Scrivener provides a template for the short story writer.
Select File / New Project / Fiction / Short Story and click on Choose…
As for any new project, you need to decide on a title. For the purposes of this blogpost, I’ve called my story Closing Time.
You also need to specify where in your directory you want to file this new project. For me, the path is Documents / Anne’s STUFF / FICTION writing / Stories / Story bank. It’s best to be organised, so that you can find your projects when you next want to work on them!
Scrivener’s Short Story Format
The first thing you’ll notice is that the binder for a short story is not as crowded as the one for a novel.
What’s the same?
Both have folders for Characters, and Places, Template Sheets and Trash. Both, within the Research folder, provide samples.

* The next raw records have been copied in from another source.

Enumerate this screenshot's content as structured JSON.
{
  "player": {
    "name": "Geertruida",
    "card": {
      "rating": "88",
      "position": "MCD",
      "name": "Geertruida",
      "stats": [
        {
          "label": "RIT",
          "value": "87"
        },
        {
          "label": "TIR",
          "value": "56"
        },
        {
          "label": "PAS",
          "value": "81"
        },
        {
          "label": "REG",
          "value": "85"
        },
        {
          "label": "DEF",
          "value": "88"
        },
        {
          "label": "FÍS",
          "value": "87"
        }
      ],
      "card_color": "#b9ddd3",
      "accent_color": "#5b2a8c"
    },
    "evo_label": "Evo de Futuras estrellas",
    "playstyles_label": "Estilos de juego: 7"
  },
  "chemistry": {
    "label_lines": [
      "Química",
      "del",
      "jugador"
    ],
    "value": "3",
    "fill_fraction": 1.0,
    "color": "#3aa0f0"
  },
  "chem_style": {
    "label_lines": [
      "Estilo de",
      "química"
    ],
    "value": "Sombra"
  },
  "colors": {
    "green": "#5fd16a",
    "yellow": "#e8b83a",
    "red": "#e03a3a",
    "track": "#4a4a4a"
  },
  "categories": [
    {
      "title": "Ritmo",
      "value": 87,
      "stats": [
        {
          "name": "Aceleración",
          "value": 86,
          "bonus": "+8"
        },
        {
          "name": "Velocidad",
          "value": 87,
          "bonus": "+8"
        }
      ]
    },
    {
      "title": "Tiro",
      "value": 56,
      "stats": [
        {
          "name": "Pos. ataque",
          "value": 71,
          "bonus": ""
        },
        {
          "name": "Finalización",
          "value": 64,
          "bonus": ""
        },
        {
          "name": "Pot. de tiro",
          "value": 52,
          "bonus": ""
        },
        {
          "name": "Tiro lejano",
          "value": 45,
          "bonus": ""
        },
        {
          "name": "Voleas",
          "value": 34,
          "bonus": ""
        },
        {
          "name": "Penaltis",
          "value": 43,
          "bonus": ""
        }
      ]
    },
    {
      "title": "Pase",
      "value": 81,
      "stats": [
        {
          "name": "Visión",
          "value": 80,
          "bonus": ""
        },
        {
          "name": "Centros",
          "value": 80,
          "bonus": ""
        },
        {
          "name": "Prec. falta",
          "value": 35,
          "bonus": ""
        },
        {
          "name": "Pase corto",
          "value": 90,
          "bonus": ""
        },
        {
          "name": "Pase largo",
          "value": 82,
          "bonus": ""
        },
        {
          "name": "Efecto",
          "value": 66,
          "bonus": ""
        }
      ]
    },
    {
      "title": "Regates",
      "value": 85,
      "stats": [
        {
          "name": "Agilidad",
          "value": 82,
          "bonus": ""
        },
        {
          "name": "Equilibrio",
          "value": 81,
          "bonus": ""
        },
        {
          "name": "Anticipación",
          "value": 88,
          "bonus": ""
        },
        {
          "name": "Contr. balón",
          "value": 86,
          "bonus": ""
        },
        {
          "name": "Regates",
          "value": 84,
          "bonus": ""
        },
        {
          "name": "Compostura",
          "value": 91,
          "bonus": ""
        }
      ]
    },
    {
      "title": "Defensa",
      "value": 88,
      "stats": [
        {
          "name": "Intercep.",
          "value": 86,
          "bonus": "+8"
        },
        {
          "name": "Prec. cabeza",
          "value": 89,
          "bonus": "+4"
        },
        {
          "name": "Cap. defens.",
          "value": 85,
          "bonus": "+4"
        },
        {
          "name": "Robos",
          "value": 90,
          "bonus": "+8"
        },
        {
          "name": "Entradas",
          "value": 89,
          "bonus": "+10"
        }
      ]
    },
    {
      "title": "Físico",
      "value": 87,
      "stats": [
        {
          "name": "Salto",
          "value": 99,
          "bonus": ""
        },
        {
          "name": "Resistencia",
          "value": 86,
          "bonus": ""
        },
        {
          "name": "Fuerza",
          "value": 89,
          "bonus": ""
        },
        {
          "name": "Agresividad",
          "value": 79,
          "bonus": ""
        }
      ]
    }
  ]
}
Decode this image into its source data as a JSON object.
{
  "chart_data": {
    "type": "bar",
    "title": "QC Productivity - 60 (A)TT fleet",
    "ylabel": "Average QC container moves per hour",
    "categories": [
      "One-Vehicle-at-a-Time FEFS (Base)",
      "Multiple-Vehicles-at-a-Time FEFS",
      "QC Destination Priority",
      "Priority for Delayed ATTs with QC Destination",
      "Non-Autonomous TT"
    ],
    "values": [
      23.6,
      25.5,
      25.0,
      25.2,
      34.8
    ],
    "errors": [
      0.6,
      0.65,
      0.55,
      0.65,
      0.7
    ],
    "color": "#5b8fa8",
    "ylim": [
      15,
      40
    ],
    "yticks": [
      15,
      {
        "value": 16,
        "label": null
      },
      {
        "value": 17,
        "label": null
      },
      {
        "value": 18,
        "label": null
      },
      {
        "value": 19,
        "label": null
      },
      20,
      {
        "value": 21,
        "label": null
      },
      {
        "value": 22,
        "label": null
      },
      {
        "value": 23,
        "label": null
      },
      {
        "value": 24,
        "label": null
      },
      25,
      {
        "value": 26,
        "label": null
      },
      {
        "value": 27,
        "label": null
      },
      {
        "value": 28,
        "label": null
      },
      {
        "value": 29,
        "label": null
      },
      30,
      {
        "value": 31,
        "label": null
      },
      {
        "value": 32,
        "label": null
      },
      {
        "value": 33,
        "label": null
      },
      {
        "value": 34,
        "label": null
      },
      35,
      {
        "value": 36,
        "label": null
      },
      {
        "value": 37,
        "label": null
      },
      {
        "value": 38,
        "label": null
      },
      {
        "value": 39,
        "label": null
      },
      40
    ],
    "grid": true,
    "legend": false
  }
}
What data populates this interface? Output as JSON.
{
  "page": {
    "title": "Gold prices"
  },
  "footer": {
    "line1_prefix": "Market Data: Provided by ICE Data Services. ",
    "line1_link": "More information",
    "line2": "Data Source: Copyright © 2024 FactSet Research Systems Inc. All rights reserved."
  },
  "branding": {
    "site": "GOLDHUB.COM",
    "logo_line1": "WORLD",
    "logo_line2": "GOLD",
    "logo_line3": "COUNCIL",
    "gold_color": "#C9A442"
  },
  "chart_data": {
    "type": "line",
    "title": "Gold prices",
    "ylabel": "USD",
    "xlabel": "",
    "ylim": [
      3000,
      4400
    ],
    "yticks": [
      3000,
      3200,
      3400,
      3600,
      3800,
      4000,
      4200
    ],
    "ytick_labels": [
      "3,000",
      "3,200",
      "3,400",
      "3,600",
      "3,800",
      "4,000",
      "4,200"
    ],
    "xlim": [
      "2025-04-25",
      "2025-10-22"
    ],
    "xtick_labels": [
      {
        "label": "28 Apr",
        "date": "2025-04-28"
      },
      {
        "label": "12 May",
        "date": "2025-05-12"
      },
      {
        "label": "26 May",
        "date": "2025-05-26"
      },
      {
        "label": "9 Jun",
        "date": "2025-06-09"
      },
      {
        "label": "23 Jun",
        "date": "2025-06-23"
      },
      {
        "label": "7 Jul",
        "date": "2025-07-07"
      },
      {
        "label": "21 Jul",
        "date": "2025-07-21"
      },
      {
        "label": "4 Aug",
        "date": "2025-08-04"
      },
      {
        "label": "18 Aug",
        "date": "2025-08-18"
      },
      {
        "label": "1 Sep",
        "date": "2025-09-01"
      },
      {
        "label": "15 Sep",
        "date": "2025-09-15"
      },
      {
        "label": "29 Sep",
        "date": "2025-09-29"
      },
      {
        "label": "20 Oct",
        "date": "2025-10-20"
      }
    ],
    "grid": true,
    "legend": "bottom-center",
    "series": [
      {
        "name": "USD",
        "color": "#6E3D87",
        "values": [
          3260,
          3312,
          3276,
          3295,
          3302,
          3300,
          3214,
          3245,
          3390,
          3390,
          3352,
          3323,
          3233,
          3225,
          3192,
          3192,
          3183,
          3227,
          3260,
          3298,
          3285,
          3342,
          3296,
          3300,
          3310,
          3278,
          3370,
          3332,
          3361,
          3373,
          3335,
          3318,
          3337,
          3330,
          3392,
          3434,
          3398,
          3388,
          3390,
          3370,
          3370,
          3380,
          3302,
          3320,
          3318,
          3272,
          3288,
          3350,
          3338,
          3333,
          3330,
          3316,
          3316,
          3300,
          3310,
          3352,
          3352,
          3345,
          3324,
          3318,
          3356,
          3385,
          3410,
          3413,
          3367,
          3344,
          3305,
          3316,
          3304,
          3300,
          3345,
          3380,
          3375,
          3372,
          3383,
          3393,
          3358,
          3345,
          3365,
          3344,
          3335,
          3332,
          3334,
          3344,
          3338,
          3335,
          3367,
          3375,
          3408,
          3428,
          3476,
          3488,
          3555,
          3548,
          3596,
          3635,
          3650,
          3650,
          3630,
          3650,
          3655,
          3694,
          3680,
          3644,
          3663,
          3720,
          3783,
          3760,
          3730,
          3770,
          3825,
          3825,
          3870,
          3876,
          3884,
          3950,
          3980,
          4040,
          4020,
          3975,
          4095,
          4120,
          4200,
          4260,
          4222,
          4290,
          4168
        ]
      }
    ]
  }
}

In the short story template, the folder is called Story and, within that, there’s a Scene document.
In the novel manuscript template, the folder is a Chapter and, within that, there’s a Scene document.
So far so good!
In the Manuscript folder of the novel format, there are folders for Front Matter – and different versions of these, according to your intended output format: manuscript, paperback, eBook.
Whereas, the Short Story format includes a First Page Header.
The First Page Header
If you read the instructions (and you really should!), you are advised to edit the data in the First Page Header before embarking on your story.
Metadata tags on the First Page Header
You could just overwrite what’s already provided within the First Page Header, but notice those tags: the text within <> and starting with the $ symbol.
Tags can be set (and then will apply wherever you use them) via Project / Meta-Data Settings.
The Project Title matches the filename I set up for this project. If at any time I change my mind about the title (that often happens!), I could change the filename using File / Save As … – or leave the filename as it is and just change it in the Meta-Data Settings.
The Author’s Full Name shows as ‘Anne and Stephen’. That’s because the Mac I am using has that as the ‘owner’. In theory, Stephen (my husband) and I share this computer. In practice, it’s just me!
So, I need to overwrite that field with ‘Anne Rainbow’.
Setting the meta-data makes no difference to what you see on the screen; the meta-data entries only appear when you export using the Compile feature.
The wordcount tag
Notice also, at the top right, there’s a word count. The tag <$wc100> provides the word count to the nearest 100. I find this useful when looking at early drafts; it tells me whether I need to prune some more!
Often competitions will stipulate a maximum word count. For example, the organisers of the Erewash 2017 Open Short Story Competition – who have asked me to be their judge this year! – want a maximum of 2500 words.
Some competitions – including the Erewash 2017 Open Short Story Competition – require you to include a word count eg at the end of your entry. If so, include the <$wc> tag.
Competition rules on format
Notice also that the First Page Header heads up the first page. So, the story starts on the same page!
If you are entering your story for a competition, one of the requirements is for your name not to appear on any page of the story. This is so the judge – and that might be me! – can be totally impartial.
You’ll need to create a page break between the First Header page and the start of your story.
I’ll explain how you can control the format when exporting, in the next post.
The closing date for the Erewash 2017 Open Short Story Competition is not until 21 September, so you have plenty of time.